Question

How do you solve the quadratic equation `5x^2 + 3x = 1` ?

Answer 1

`x_(1,2) = (-5 +- sqrt(13))/10`

Explanation:

The first thing to do here is rearrange your equation to quadratic form by getting all the terms on one side of the equation.
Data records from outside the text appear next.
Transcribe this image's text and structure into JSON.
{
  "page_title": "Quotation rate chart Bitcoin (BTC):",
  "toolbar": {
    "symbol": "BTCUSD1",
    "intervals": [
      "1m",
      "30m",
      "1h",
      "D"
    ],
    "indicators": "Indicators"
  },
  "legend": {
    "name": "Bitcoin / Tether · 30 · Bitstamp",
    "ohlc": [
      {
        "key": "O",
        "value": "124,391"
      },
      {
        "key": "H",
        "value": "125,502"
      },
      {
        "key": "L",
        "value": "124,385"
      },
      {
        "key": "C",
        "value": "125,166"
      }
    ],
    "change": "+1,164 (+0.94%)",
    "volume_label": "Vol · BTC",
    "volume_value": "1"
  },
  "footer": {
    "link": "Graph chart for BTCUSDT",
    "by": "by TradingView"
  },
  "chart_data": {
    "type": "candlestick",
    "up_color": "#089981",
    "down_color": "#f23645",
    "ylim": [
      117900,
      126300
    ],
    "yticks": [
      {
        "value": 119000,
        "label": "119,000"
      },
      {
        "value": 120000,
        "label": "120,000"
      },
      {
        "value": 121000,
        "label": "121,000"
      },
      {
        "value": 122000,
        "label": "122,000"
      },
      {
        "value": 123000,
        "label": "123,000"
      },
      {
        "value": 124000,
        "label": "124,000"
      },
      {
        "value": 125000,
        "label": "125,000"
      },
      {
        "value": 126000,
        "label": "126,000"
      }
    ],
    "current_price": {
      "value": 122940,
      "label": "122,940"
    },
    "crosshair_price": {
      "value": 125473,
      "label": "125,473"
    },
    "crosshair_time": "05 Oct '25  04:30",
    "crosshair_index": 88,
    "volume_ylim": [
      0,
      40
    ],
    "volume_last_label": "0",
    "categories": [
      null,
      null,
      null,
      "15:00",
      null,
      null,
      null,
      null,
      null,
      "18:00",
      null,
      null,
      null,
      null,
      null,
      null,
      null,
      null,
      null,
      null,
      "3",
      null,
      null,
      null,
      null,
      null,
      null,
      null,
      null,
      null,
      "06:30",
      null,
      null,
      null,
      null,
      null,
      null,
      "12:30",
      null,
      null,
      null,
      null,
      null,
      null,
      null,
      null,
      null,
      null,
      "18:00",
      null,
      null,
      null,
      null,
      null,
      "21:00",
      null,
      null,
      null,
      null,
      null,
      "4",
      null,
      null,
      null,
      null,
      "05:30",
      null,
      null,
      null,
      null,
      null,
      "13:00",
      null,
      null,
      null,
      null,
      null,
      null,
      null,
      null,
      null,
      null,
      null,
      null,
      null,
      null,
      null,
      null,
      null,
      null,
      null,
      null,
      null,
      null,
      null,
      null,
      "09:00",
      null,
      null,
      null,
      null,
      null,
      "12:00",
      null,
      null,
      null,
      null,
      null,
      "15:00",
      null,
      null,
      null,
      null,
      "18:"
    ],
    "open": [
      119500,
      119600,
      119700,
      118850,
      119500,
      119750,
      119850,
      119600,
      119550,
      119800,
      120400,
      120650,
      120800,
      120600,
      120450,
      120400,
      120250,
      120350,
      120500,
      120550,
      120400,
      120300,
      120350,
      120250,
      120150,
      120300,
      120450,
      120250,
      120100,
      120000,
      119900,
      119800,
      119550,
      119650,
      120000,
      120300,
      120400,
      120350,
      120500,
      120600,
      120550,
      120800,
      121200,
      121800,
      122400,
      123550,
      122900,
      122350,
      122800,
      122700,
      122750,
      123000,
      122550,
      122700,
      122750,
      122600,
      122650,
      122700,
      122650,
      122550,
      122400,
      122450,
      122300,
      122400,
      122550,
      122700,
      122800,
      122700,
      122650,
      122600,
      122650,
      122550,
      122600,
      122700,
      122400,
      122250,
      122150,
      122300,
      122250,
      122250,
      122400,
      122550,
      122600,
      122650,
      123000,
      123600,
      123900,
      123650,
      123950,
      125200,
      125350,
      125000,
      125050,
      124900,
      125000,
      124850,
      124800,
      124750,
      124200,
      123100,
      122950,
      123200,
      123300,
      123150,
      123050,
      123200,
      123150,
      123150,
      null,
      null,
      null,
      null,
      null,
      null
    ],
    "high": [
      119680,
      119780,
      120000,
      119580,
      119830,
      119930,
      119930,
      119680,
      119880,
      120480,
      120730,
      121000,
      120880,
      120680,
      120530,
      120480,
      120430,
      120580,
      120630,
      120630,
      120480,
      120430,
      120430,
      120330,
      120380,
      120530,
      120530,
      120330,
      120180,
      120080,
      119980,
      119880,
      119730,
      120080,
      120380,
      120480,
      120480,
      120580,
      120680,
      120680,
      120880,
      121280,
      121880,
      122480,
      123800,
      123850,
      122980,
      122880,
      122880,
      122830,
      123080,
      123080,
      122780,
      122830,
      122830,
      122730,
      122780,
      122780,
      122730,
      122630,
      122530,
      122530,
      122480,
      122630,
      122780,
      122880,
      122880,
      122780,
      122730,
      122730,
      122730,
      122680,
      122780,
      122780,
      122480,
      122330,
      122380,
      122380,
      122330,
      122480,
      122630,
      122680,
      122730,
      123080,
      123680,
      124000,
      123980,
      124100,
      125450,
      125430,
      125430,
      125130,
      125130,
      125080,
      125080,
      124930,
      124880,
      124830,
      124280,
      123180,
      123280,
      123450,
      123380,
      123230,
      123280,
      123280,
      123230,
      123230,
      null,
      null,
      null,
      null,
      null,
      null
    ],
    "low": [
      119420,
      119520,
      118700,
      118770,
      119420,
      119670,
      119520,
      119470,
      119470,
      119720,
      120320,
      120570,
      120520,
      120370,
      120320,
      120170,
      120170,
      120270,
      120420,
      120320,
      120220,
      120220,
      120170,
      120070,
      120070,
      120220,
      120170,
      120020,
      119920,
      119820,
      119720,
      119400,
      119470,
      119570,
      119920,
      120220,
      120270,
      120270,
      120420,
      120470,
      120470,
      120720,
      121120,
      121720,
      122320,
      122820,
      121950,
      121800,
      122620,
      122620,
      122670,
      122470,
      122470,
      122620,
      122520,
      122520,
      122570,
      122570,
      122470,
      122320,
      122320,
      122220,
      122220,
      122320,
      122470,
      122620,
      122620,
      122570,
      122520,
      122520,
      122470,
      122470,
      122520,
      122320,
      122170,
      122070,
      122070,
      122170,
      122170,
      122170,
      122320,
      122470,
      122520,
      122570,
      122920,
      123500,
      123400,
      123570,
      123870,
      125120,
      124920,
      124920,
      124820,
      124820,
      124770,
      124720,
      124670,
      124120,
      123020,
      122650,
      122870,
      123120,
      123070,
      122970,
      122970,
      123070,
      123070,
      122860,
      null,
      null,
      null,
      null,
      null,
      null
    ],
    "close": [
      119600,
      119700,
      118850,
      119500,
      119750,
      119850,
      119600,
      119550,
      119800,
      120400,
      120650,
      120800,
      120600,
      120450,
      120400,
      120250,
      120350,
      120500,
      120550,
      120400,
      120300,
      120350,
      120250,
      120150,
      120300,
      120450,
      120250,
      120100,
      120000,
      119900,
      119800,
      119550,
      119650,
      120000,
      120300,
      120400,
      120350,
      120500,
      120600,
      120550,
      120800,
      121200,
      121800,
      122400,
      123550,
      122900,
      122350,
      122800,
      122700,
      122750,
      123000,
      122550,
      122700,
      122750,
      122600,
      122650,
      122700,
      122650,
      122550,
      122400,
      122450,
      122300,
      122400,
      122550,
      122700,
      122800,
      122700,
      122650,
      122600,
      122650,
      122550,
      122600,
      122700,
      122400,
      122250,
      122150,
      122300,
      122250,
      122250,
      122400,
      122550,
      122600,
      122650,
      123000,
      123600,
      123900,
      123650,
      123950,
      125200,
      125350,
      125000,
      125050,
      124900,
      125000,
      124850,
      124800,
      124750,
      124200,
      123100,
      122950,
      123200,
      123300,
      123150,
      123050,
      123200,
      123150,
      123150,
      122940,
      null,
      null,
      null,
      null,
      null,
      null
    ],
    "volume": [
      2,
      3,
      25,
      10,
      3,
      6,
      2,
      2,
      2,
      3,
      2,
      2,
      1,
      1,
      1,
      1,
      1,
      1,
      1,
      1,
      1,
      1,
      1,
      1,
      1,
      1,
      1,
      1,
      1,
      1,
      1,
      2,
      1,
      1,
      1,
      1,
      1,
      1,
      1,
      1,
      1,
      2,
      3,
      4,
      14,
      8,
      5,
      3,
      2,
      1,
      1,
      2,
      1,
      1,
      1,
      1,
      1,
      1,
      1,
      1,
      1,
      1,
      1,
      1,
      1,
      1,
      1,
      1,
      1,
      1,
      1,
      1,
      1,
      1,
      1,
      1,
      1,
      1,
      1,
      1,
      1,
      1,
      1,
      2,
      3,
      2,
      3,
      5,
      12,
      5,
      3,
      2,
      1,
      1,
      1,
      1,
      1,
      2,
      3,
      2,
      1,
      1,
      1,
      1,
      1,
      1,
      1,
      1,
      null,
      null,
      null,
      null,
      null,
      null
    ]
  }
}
To do that, subtract `1` from both sides of the equation

`5x^2 + 3x - 1 = color(red)(cancel(color(black)(1))) - color(red)(cancel(color(black)(1)))`

`5x^2 + 3x - 1 = 0`

Now, the quadratic formula allows you to calculate the two solutions of a general form quadratic equation

`color(blue)(ax^2 + bx + c = 0)`

by using the equation

`color(blue)(|bar(ul(color(white)(a/a)x_(1,2) = (- b +- sqrt(b^2 - 4 * a * c))/(2 * a) color(white)(a/a)|)))`

In your case, you have

`{(a = color(white)(-)5), (b = color(white)(-)3), (c = -1) :}`

Plug these values into the quadratic formula to get

`x_(1,2) = (-5 +- sqrt(3^2 - 4 * 1 * (-1)))/(2 * 5)`

`x_(1,2) = (-5 +- sqrt(13))/10 implies {(x_1 = (-5 - sqrt(13))/10), (x_2 = (-5 + sqrt(13))/10) :}`

You can thus say that your original equation has two solutions

`x = (-5 - sqrt(13))/10" "` and `" "x = (-5 + sqrt(13))/10`

graph{5x^2 + 3x - 1 [-3, 3, -3, 3]}

Answer 2

`(-3 +- sqrt29)/10`

Explanation:

Bring the quadratic equation to standard form:
`y = 5x^2 + 3x - 1 = 0`
Use the new quadratic formula in graphic form:
`D = d^2 = b^2 - 4ac = 9 + 20 = 29` --> `d = +- sqrt29`
There are 2 real roots:
`x = -b/(2a) +- d/(2a) = -3/10 +- sqrt29/10 = (-3 +- sqrt29)/10`

NOTE. Using the improved quadratic formula gets simpler expressions and easier numeric computation. In addition, it shows students the graphic representation and interpretation of the axis of symmetry and the 2 x-intercepts.